En outre, les différentes interventions des participantes ont tourné autour des recommandations formulées à l’intention de la hiérarchie du Ministère du Développement rural. Entre autres, de veiller à la promotion des femmes en général et celles ingénieurs en particulier, aux postes de commandement dans les différents services de l’Administration du Développement rural ; et de faciliter l’obtention des microcrédits et des terres aux femmes rurales.
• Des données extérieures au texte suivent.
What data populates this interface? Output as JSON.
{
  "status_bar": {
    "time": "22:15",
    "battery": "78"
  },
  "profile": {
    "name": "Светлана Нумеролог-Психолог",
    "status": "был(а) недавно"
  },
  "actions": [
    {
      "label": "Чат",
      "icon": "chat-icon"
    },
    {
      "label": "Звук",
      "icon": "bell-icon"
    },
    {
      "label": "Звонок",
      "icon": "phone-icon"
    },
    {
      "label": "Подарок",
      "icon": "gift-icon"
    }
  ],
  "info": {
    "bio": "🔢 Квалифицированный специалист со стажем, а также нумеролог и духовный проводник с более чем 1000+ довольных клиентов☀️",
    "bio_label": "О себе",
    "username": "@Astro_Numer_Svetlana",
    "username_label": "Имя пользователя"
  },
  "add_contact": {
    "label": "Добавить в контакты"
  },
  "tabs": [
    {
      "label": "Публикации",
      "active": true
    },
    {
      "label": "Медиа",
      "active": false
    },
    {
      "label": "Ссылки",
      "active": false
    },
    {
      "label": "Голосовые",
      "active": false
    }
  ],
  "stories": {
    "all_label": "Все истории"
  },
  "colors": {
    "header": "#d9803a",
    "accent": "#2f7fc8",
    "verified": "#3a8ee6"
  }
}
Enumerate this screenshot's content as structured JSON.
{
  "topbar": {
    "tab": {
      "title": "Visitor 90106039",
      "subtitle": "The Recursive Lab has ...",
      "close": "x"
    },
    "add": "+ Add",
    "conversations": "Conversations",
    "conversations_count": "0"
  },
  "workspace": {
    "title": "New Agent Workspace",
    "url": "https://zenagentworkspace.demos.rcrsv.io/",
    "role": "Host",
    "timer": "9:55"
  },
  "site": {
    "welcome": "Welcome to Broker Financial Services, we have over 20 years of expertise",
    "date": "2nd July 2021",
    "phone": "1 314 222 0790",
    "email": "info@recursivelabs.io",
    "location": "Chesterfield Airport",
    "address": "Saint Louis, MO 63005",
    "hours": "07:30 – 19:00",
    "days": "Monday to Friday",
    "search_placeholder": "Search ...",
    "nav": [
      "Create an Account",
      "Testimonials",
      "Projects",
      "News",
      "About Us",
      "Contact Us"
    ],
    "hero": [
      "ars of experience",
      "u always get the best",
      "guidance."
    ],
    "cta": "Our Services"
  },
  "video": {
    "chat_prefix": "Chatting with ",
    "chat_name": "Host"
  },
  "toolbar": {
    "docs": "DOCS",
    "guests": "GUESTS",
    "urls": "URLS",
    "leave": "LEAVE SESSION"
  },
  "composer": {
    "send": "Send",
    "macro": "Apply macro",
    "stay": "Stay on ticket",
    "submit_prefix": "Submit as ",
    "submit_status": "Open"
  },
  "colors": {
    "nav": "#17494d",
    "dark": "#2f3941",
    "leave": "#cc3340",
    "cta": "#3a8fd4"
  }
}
Car, estiment-elles, les femmes rurales constituent en Rd Congo, le moteur de la croissance économique, non seulement pour leurs propres foyers, mais aussi pour toute la communauté. Elles apportent une contribution incontournable à l’économie mondiale, parties prenantes de la lutte contre la pauvreté suivant l’objectif 2 des Objectifs de développement durable (ODD), celui d’éliminer la faim, d’assurer la sécurité alimentaire, d’améliorer la nutrition et de promouvoir l’agriculture durable.

Des crédits aux femmes rurales : l’Ir Koshi promet de s’y impliquer 

Et dans son mot de clôture des activités de la « Quinzaine de la femme rurale », le secrétaire général au Développement rural, l’Ir. Georges Koshi Gimeya, a recadré les idées des femmes de son administration sur ce qu’a été le thème national 2018 de la journée internationale de la femme rurale, à savoir, « Femme rurale, autonomisation et processus électoral ».

Pour le patron de l’administration du Développement rural en Rdc, « les femmes devraient plutôt réfléchir et se poser des questions de savoir, qu’est-ce qu’elles doivent faire, quelle est leur contribution, et quelles sont les actions à mener pour que la femme rurale devienne autonome comme dit le thème ? Aujourd’hui, les femmes dans son ensemble, ne sont  pas propriétaire des terres. Elles dépendent de leurs maris et sont sous employées quoiqu’elles aient le même titre académique que l’homme et sont sous emprise des stéréotypes et des pesanteurs socioculturels».

Dans l’autonomisation de la femme, a indiqué l’Ir. Georges Koshi, l’on cherche que les femmes soient des entrepreneurs, responsables d’elles-mêmes. « Qu’elles puissent avoir leurs propres coopératives et soient émancipées dans leur coin, en vue de contribuer ainsi au développement du pays dans son ensemble », a-t-il précisé.

Avant de clore son propos, le secrétaire général au Développement rural, a promis aux femmes de son administration que le ministère de tutelle, en tant que employeur, fera en sorte d’aider la corporation des femmes en général et celles du Développement rural en particulier, pour qu’elles puissent bénéficier de l’appui du Gouvernement de la République, que des partenaires techniques et financiers. Notamment, en donnant des crédits aux femmes pour la création des AGR, entendu, Activités génératrices  des revenus.

Mais avant tout, a-t-il souligné, elles doivent d’abord apporter sur sa table un projet commun conçu par les femmes pour les femmes, lequel sera présenté aux bailleurs.